What would real reform of defense procurement entail? First, we would reform what is being procured. Most current and projected major defense programs are buying weapons and other “systems” that are outdated or simply represent a false understanding of war. We spend tens of billions of dollars on computerized command and control systems that encourage more and more centralization of decision-making. But sound military doctrine calls for decentralized decision-making. The Army’s Future Contract System, the most expensive current Pentagon program, is a Rube Goldbergian, semi-portable Maginot Line that in combat would collapse of its own internal complexity. The J-35 fighter-bomber is another F-111, a flying piano that is useless for the one attack aviation function that really works, supporting ground troops. Only a handful of the ships the Navy wants are useful in coastal waters, where future naval actions are likely to be fought. These and many similar “legacy” systems are military museum pieces, designed for wars with the armies, navies and air forces of other states. Serious defense procurement reform would start by canning all of them.

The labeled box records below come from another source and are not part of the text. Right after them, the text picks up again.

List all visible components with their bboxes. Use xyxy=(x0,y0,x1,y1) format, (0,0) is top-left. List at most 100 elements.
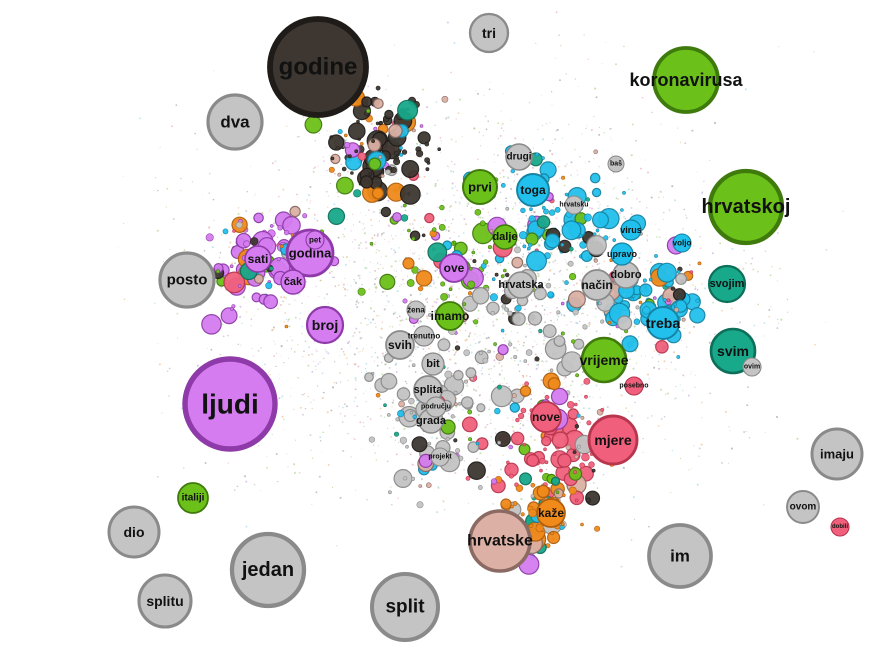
noise-dot xyxy=(680,116,682,118)
noise-dot xyxy=(594,87,597,90)
noise-dot xyxy=(325,350,328,353)
noise-dot xyxy=(365,267,368,270)
noise-dot xyxy=(412,356,414,357)
noise-dot xyxy=(518,220,519,222)
noise-dot xyxy=(479,252,481,254)
node-posto: posto xyxy=(158,251,216,309)
node-label: hrvatska xyxy=(498,279,544,291)
noise-dot xyxy=(360,322,362,324)
noise-dot xyxy=(399,285,401,287)
noise-dot xyxy=(371,237,374,240)
noise-dot xyxy=(746,430,748,432)
noise-dot xyxy=(553,286,556,289)
small-node xyxy=(500,282,505,287)
noise-dot xyxy=(449,206,451,208)
noise-dot xyxy=(356,299,358,301)
small-node xyxy=(655,339,669,354)
noise-dot xyxy=(701,401,703,404)
noise-dot xyxy=(282,300,284,303)
noise-dot xyxy=(478,340,481,343)
noise-dot xyxy=(426,301,429,304)
node-toga: toga xyxy=(516,173,550,207)
noise-dot xyxy=(514,137,517,140)
noise-dot xyxy=(344,139,348,142)
noise-dot xyxy=(447,412,450,415)
small-node xyxy=(302,213,308,219)
node-circle xyxy=(505,143,533,171)
noise-dot xyxy=(422,486,424,488)
noise-dot xyxy=(440,285,442,287)
small-node xyxy=(539,468,543,473)
noise-dot xyxy=(439,137,442,139)
noise-dot xyxy=(499,383,501,386)
noise-dot xyxy=(362,161,363,163)
noise-dot xyxy=(426,106,429,109)
noise-dot xyxy=(390,265,393,268)
noise-dot xyxy=(366,498,368,501)
noise-dot xyxy=(436,269,439,271)
noise-dot xyxy=(213,70,215,72)
small-node xyxy=(467,409,473,415)
small-node xyxy=(448,287,453,292)
small-node xyxy=(399,183,421,205)
noise-dot xyxy=(455,420,457,422)
noise-dot xyxy=(589,192,591,194)
small-node xyxy=(543,447,547,452)
small-node xyxy=(454,402,458,407)
noise-dot xyxy=(325,190,328,193)
noise-dot xyxy=(297,376,299,379)
noise-dot xyxy=(757,270,759,273)
noise-dot xyxy=(369,387,371,389)
noise-dot xyxy=(241,322,243,325)
noise-dot xyxy=(533,438,536,442)
small-node xyxy=(547,377,561,391)
noise-dot xyxy=(674,397,677,400)
small-node xyxy=(541,435,552,447)
noise-dot xyxy=(429,436,431,438)
noise-dot xyxy=(349,345,352,347)
noise-dot xyxy=(176,337,179,339)
noise-dot xyxy=(467,335,470,338)
node-label: godina xyxy=(289,246,332,261)
noise-dot xyxy=(479,452,482,455)
small-node xyxy=(284,230,290,236)
noise-dot xyxy=(392,312,395,315)
small-node xyxy=(392,212,403,223)
node-dobili: dobili xyxy=(830,517,850,537)
noise-dot xyxy=(358,244,361,247)
noise-dot xyxy=(437,276,440,279)
small-node xyxy=(368,436,376,443)
small-node xyxy=(477,485,483,490)
noise-dot xyxy=(313,167,315,170)
noise-dot xyxy=(551,104,553,106)
noise-dot xyxy=(267,228,269,230)
node-circle xyxy=(370,572,440,642)
noise-dot xyxy=(724,410,727,413)
noise-dot xyxy=(736,322,738,325)
node-dio: dio xyxy=(107,505,161,559)
noise-dot xyxy=(658,229,660,230)
noise-dot xyxy=(406,383,408,385)
noise-dot xyxy=(412,273,415,276)
noise-dot xyxy=(549,269,552,272)
node-label: svojim xyxy=(710,278,745,290)
noise-dot xyxy=(154,177,156,179)
noise-dot xyxy=(434,184,437,188)
noise-dot xyxy=(327,302,329,304)
noise-dot xyxy=(180,177,182,180)
noise-dot xyxy=(330,270,333,273)
noise-dot xyxy=(498,361,501,364)
noise-dot xyxy=(506,417,509,419)
noise-dot xyxy=(635,362,638,364)
small-node xyxy=(520,407,527,414)
small-node xyxy=(527,242,533,248)
noise-dot xyxy=(570,321,572,323)
node-circle xyxy=(810,427,864,481)
noise-dot xyxy=(555,11,558,14)
small-node xyxy=(633,318,641,325)
noise-dot xyxy=(375,314,378,317)
noise-dot xyxy=(436,298,439,301)
node-circle xyxy=(492,224,518,250)
noise-dot xyxy=(379,215,381,217)
noise-dot xyxy=(398,247,400,249)
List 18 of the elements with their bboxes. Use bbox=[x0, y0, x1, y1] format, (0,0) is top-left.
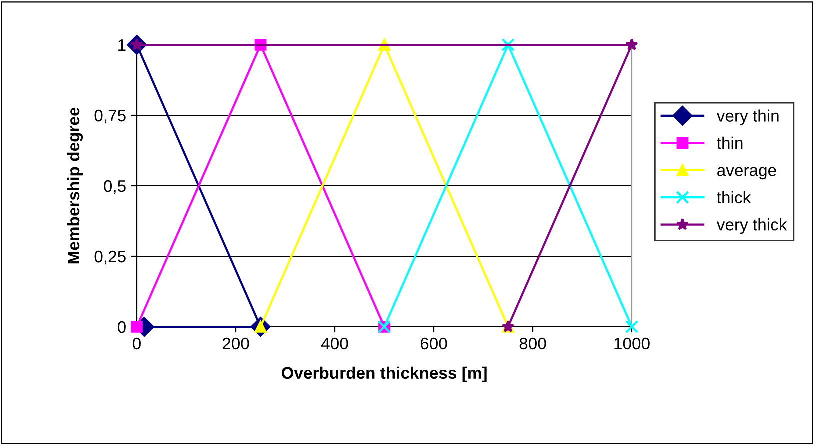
y-tick-label: 0 bbox=[118, 321, 126, 334]
x-tick-label: 200 bbox=[222, 338, 250, 350]
y-tick-label: 0,25 bbox=[94, 250, 126, 265]
y-tick-label: 1 bbox=[118, 40, 126, 52]
y-tick-label: 0,5 bbox=[104, 180, 126, 194]
y-tick-label: 0,75 bbox=[94, 110, 126, 124]
legend-label: very thin bbox=[716, 110, 779, 126]
legend-label: very thick bbox=[716, 218, 788, 234]
x-tick-label: 1000 bbox=[614, 338, 650, 350]
y-axis-title: Membership degree bbox=[67, 108, 84, 264]
legend-label: average bbox=[718, 167, 776, 180]
legend-label: thin bbox=[717, 136, 743, 150]
x-tick-label: 400 bbox=[321, 338, 348, 350]
x-tick-label: 600 bbox=[420, 338, 448, 350]
x-axis-title: Overburden thickness [m] bbox=[282, 366, 487, 382]
x-tick-label: 0 bbox=[133, 338, 141, 350]
legend-label: thick bbox=[717, 191, 752, 204]
x-tick-label: 800 bbox=[520, 338, 546, 350]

Once we figured out what to buy for real wars, another reform would help us buy it at reasonable prices. It is a common tool in private business, called “should cost.” Based on marketplace prices for similar systems and components, we would determine what a given system should cost. Bids would not only be compared with each other but with the “should cost” figure. If all the bids were over the “should cost” figure, we would re-bid or decide to do without the system. Prices would soon come down, especially if at the same time we made it easier for companies that now do no defense work to get into the business.

Another simple procurement reform that would turn from state capitalism to the free market is buying off the shelf. When a service identified a need, it would look around the world to see what is available to fill that need. Then we would build it here, under license if it were a foreign design. At present, DOD buys virtually everything by coming up with a wish list, then finding someone to build it. It is as if when you wanted a new car, you came up with a list of everything you wanted in that car, then went to an automobile company and asked them to build it for you. You can imagine what it would cost.

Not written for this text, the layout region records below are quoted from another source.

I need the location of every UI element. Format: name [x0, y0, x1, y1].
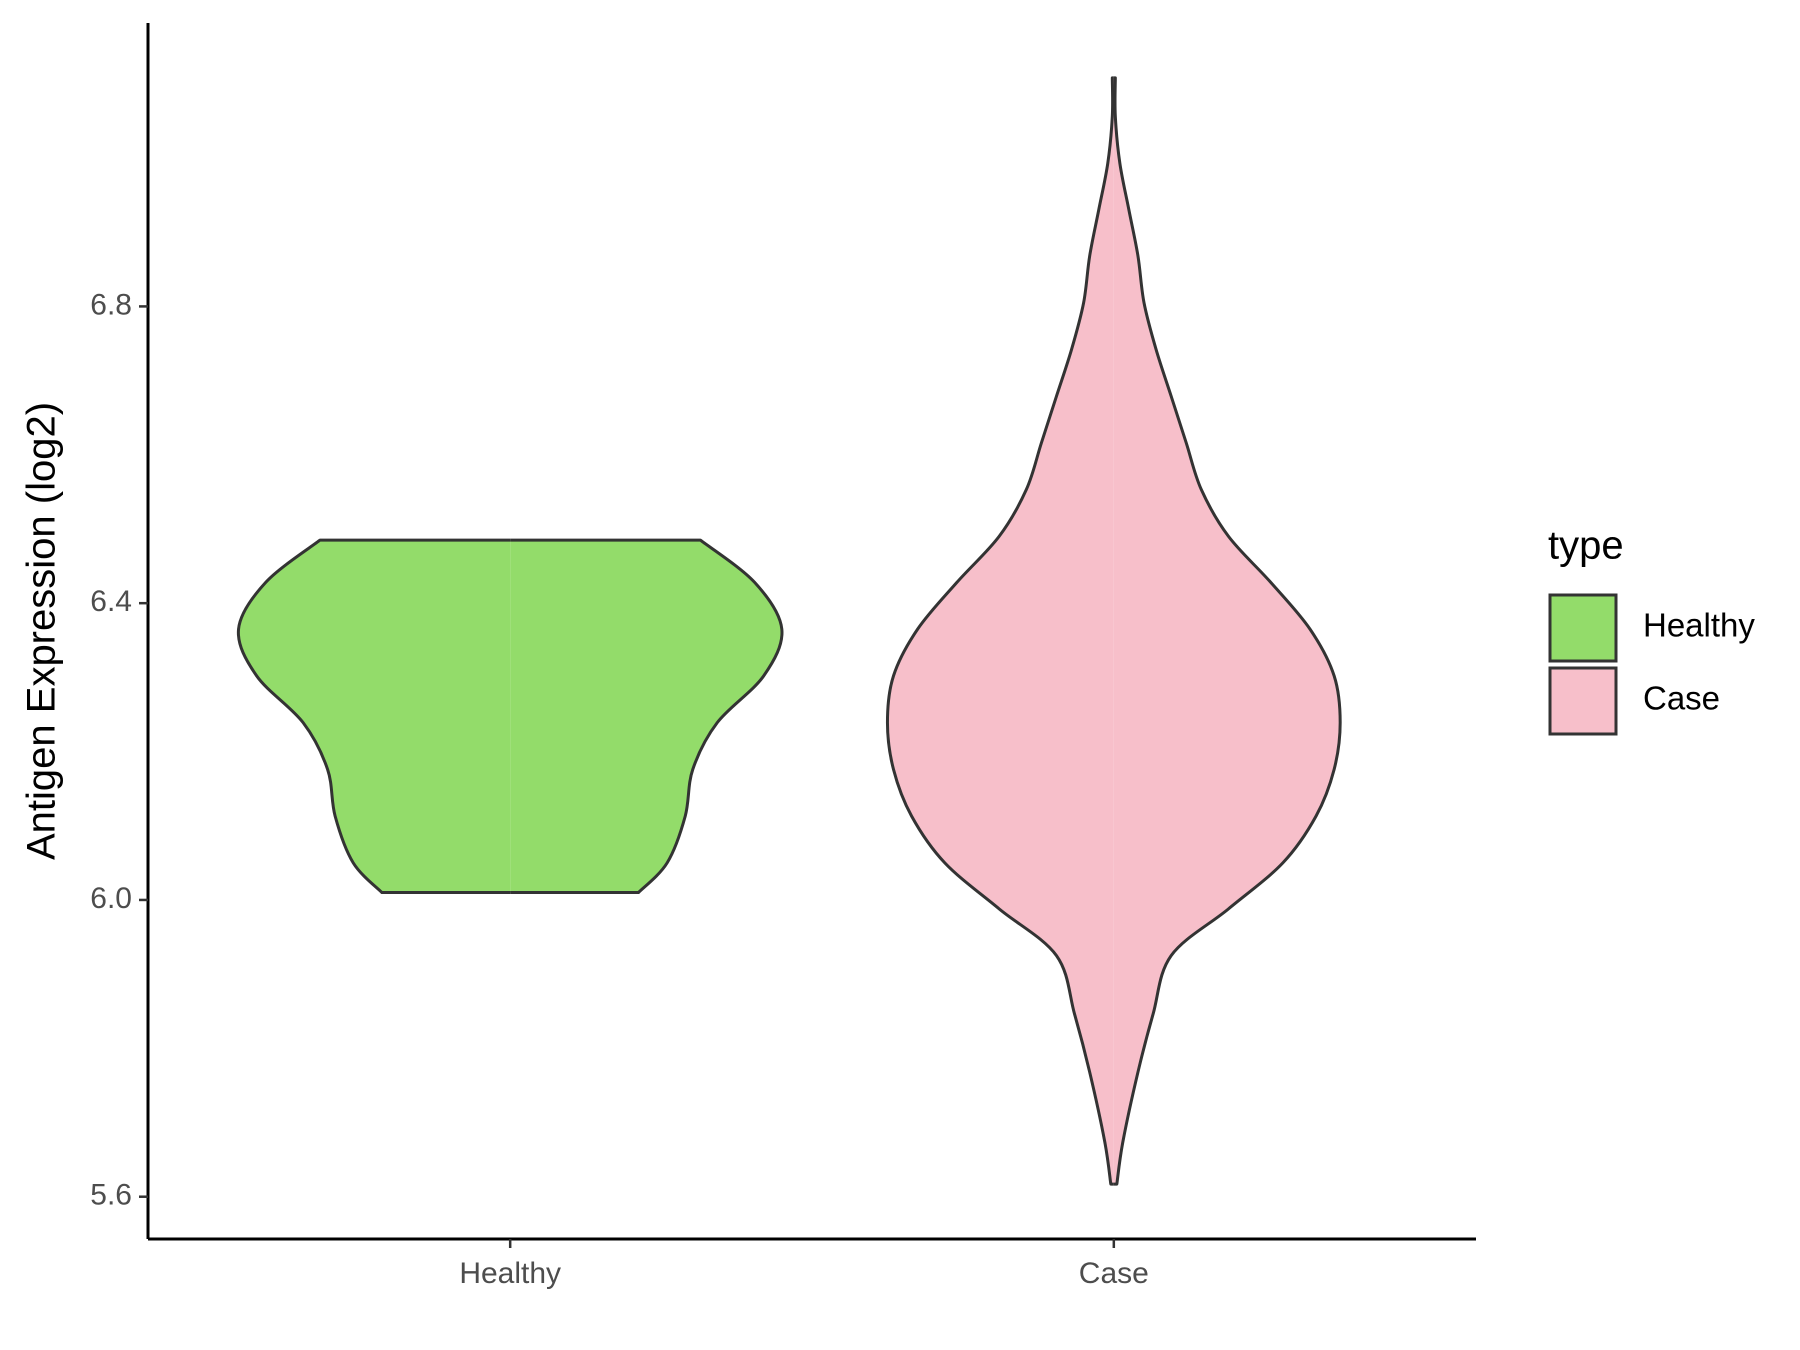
y-axis-title: Antigen Expression (log2) — [20, 402, 64, 860]
y-tick-label: 6.4 — [90, 585, 132, 618]
legend-key — [1548, 593, 1618, 663]
violin-half — [1113, 77, 1341, 1185]
y-tick-label: 6.0 — [90, 882, 132, 915]
violin-half — [238, 540, 511, 893]
violin-half — [887, 77, 1114, 1185]
legend-title: type — [1548, 524, 1624, 568]
y-tick-label: 6.8 — [90, 288, 132, 321]
violin-outline — [885, 76, 1115, 1186]
violin-outline — [510, 538, 784, 895]
violin-half — [510, 540, 782, 893]
legend-label: Healthy — [1643, 607, 1755, 644]
legend-key — [1548, 666, 1618, 736]
violin-outline — [1113, 76, 1342, 1186]
x-tick-label: Case — [1079, 1257, 1149, 1290]
y-tick-label: 5.6 — [90, 1179, 132, 1212]
violin-outline — [236, 538, 511, 895]
legend-label: Case — [1643, 680, 1720, 717]
x-tick-label: Healthy — [459, 1257, 561, 1290]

This is just a small sample of real defense procurement reforms. Among the long-time military reformers are people who have studied defense procurement for decades. They have identified many other similar reforms that would make a genuine difference. Of course, that is why none of the reforms they recommend have ever been enacted.

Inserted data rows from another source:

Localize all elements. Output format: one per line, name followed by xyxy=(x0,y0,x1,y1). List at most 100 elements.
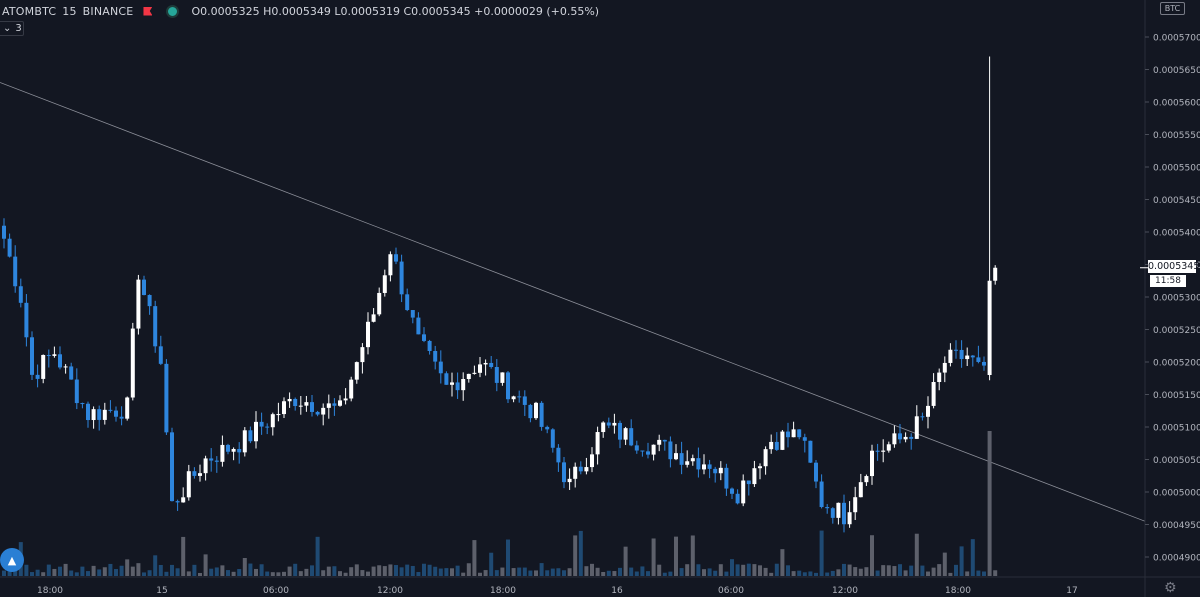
candle-body[interactable] xyxy=(63,366,68,368)
candle-body[interactable] xyxy=(321,407,326,415)
candle-body[interactable] xyxy=(730,488,734,494)
candle-body[interactable] xyxy=(931,382,936,406)
interval-label[interactable]: 15 xyxy=(62,4,77,18)
candle-body[interactable] xyxy=(489,362,494,368)
candle-body[interactable] xyxy=(332,403,337,406)
candle-body[interactable] xyxy=(18,286,23,303)
candle-body[interactable] xyxy=(634,445,639,451)
candle-body[interactable] xyxy=(338,400,342,406)
candle-body[interactable] xyxy=(24,302,29,338)
candle-body[interactable] xyxy=(304,402,309,406)
candle-body[interactable] xyxy=(494,367,499,383)
candle-body[interactable] xyxy=(903,436,908,440)
candle-body[interactable] xyxy=(153,306,158,347)
candle-body[interactable] xyxy=(52,354,57,356)
trendline[interactable] xyxy=(0,82,1146,522)
candle-body[interactable] xyxy=(746,480,751,485)
candle-body[interactable] xyxy=(886,444,891,451)
candle-body[interactable] xyxy=(450,382,454,385)
candle-body[interactable] xyxy=(282,401,286,415)
candle-body[interactable] xyxy=(186,471,191,498)
candle-body[interactable] xyxy=(735,493,740,504)
candle-body[interactable] xyxy=(629,428,634,446)
candle-body[interactable] xyxy=(685,461,690,465)
candle-body[interactable] xyxy=(41,355,46,379)
candle-body[interactable] xyxy=(86,403,90,421)
candle-body[interactable] xyxy=(942,362,947,373)
candle-body[interactable] xyxy=(556,447,561,463)
candle-body[interactable] xyxy=(254,421,258,442)
candle-body[interactable] xyxy=(920,416,925,418)
candle-body[interactable] xyxy=(769,441,774,450)
candle-body[interactable] xyxy=(220,444,225,462)
candle-body[interactable] xyxy=(114,410,118,417)
candle-body[interactable] xyxy=(293,398,298,407)
candle-body[interactable] xyxy=(853,497,858,513)
candle-body[interactable] xyxy=(987,280,992,375)
candle-body[interactable] xyxy=(662,439,667,442)
candle-body[interactable] xyxy=(142,279,146,296)
candle-body[interactable] xyxy=(763,449,768,467)
candle-body[interactable] xyxy=(276,414,281,416)
candle-body[interactable] xyxy=(578,466,583,472)
candle-body[interactable] xyxy=(948,349,953,363)
candle-body[interactable] xyxy=(136,279,141,329)
candle-body[interactable] xyxy=(388,254,393,276)
candle-body[interactable] xyxy=(612,422,617,426)
candle-body[interactable] xyxy=(91,409,96,421)
flag-icon[interactable] xyxy=(143,6,153,16)
candle-body[interactable] xyxy=(2,225,6,239)
candle-body[interactable] xyxy=(976,357,981,362)
candle-body[interactable] xyxy=(959,349,964,360)
candle-body[interactable] xyxy=(80,403,85,405)
candle-body[interactable] xyxy=(802,437,807,441)
candle-body[interactable] xyxy=(657,439,662,445)
candle-body[interactable] xyxy=(926,405,930,417)
candle-body[interactable] xyxy=(242,430,247,453)
candle-body[interactable] xyxy=(534,402,538,419)
candle-body[interactable] xyxy=(214,460,219,462)
candle-body[interactable] xyxy=(416,317,421,335)
candle-body[interactable] xyxy=(741,480,746,504)
candle-body[interactable] xyxy=(410,310,415,318)
candle-body[interactable] xyxy=(472,372,477,374)
candle-body[interactable] xyxy=(371,314,376,322)
candle-body[interactable] xyxy=(422,334,426,341)
candle-body[interactable] xyxy=(864,476,869,483)
candle-body[interactable] xyxy=(870,450,874,477)
candle-body[interactable] xyxy=(203,458,208,474)
candle-body[interactable] xyxy=(786,431,790,438)
candle-body[interactable] xyxy=(360,347,365,363)
candle-body[interactable] xyxy=(550,429,555,448)
candle-body[interactable] xyxy=(562,462,566,483)
candle-body[interactable] xyxy=(965,355,970,360)
candle-body[interactable] xyxy=(797,429,802,438)
candle-body[interactable] xyxy=(209,458,214,461)
candle-body[interactable] xyxy=(640,450,645,452)
candle-body[interactable] xyxy=(226,444,230,452)
candle-body[interactable] xyxy=(58,354,62,368)
candle-body[interactable] xyxy=(349,379,354,399)
candle-body[interactable] xyxy=(483,362,488,365)
candle-body[interactable] xyxy=(478,364,482,373)
candle-body[interactable] xyxy=(601,422,606,433)
candle-body[interactable] xyxy=(713,468,718,474)
candle-body[interactable] xyxy=(461,379,466,391)
candle-body[interactable] xyxy=(164,363,169,433)
candle-body[interactable] xyxy=(427,340,432,351)
candle-body[interactable] xyxy=(573,466,578,479)
candle-body[interactable] xyxy=(506,372,510,400)
candle-body[interactable] xyxy=(310,402,314,412)
candle-body[interactable] xyxy=(892,433,897,445)
candle-body[interactable] xyxy=(147,295,152,307)
candle-body[interactable] xyxy=(545,426,550,430)
candle-body[interactable] xyxy=(780,431,785,450)
gear-icon[interactable]: ⚙ xyxy=(1164,580,1177,596)
candle-body[interactable] xyxy=(914,416,919,439)
candle-body[interactable] xyxy=(97,409,102,420)
candle-body[interactable] xyxy=(46,355,51,357)
candle-body[interactable] xyxy=(825,507,830,509)
candle-body[interactable] xyxy=(651,444,656,455)
candle-body[interactable] xyxy=(394,254,398,262)
candle-body[interactable] xyxy=(646,451,650,455)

John Boyd used to say, “It is not true the Pentagon has no strategy. It has a strategy, and once you understand what that strategy is, everything it does makes sense. The strategy is, don’t interrupt the money flow, add to it.” That was true before the Obama administration, it will be true while it is in office, and it will still be true when it ends. The people it has appointed to the Pentagon – again, Secretary Gates excepted – know the strategy, benefit from it and will continue it. They will defend it as if their future incomes depended on it, which, of course, they do.

The one wild card that could change everything is the growing probability of national financial collapse. If that happens – or perhaps when it happens – defense procurement will be on the chopping block along with everything else. At that point, reformers’ slogan should be, “Keep the combat units, cut everything else.” If we have a Secretary of Defense strong enough to do that (the bureaucracy will want to do the opposite), we will find that almost everything above the battalion level was waste, fraud and abuse of one sort or another.

WILLIAM S. LIND, expressing his own personal opinion, is Director for the Center for Cultural Conservatism for the Free Congress Foundation.